Moderately nasty. Setup :$\frac{dP}{dt}=P(2-\frac{P}{5000})=P\frac{(10^4-P)}{5000}$invert both sides :$dt/dP=\frac{5000}{P(10^{4}-P)}$we will want to integrate both sides with respect to P, but before we do that we want to express :$\frac{1}{P(10^{4}-P)}$in partial fractions :$\frac{A}{P}+\frac{B}{(10^{4}-P)}$for A and B to be determined as follows.$\frac{1}{P(10^{4}-P)}=\frac{A}{P}+\frac{B}{(10^{4}-P)}$multiply both sides by those denominators :$1=A(10^{4}-P)+B(P)=10^{4}A-AP+BP = 10^{4}A+P(B-A)$equate like powers of P :$A=10^{-4}$$B-A = 0$so$B=A = 10^{-4}$and$dt/dP=\frac{5000\times10^{-4}}{P}+\frac{5000\times10^{-4}}{(10^{4}-P)}=\frac{1}{2P}+\frac{1}{2(10^{4}-P)}$now integrate with respect to P:$t=\frac{1}{2}\int_{}{}\frac{dP}{P}+\frac{1}{2}\int_{}{}\frac{dP}{(10^{4}-P)}=\frac{1}{2}[ln(P)-ln(10^{4}-P)]+c$where c is some constant to be determined, but I can write it 'conveniently' without loss of generality as (-1/2)ln(C), giving :$2t=ln(\frac{P}{C(10^{4}-P)})$so$e^{2t} = \frac{P}{C(10^{4}-P)}$let's find C now using initial conditions :$P(0)=3000$$e^{0} = 1= \frac{3000}{C(10^{4}-3000)}$$C=\frac{3000}{7000}=3/7$now$(10^{4}-P)Ce^{2t}=P$re-arranged ( several steps skipped ):$P=\frac{C10^{4}e^{2t}}{(1+Ce^{2t})}$so as t -> infinity :$P\rightarrow \frac{C 10^{4}e^{2t}}{Ce^{2t}}=10^{4}$interesting result.

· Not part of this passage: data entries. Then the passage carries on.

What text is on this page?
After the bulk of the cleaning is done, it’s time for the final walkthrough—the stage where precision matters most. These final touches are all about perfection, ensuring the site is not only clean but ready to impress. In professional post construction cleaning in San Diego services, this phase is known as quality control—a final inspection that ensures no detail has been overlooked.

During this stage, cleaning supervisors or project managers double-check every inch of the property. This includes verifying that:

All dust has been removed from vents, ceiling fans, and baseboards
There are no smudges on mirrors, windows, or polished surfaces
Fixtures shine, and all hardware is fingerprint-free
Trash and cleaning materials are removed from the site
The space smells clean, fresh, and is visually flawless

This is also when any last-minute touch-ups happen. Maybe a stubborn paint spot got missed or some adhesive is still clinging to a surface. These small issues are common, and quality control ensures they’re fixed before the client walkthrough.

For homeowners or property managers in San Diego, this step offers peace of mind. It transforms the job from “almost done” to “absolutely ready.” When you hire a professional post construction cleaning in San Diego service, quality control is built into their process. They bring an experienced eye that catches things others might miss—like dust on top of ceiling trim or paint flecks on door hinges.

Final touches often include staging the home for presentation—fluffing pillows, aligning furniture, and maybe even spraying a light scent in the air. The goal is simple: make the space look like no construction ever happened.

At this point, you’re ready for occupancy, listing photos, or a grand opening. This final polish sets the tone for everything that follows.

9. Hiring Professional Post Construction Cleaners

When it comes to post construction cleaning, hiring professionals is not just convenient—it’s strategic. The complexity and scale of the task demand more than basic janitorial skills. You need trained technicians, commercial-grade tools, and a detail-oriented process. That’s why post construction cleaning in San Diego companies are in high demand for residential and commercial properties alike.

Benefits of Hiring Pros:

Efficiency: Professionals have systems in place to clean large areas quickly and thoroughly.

Independent of C or if you like independent of the initial population ( provided it wasn't zero ), and the limit ( the fact that you have one at all ) is due to the quadratic term in the original differential equation, that you could write as :$\frac{dP}{dt}=2P -10^{4}P^{2}$so instead of increasing without bound in exponential fashion there is a check on the growth ( that's a negative coefficient on the quadratic ) that pulls it up.

2. hewsmike

Whoops ( darn the Equation editor lag .... ) :$\frac{dP}{dt}=2P-\frac{P^{2}}{5000}$

3. hewsmike

And it's also interesting that the ultimate ( steady state ) population depends only upon the ratios of the two coefficients in the differential equation :$\frac{2}{(1/5000)}=10^{4}$so if you want a bigger final population make 'em grow quicker ( choose a number larger than 2 ) and/or inhibit them less ( pick a number smaller than 1/5000 ).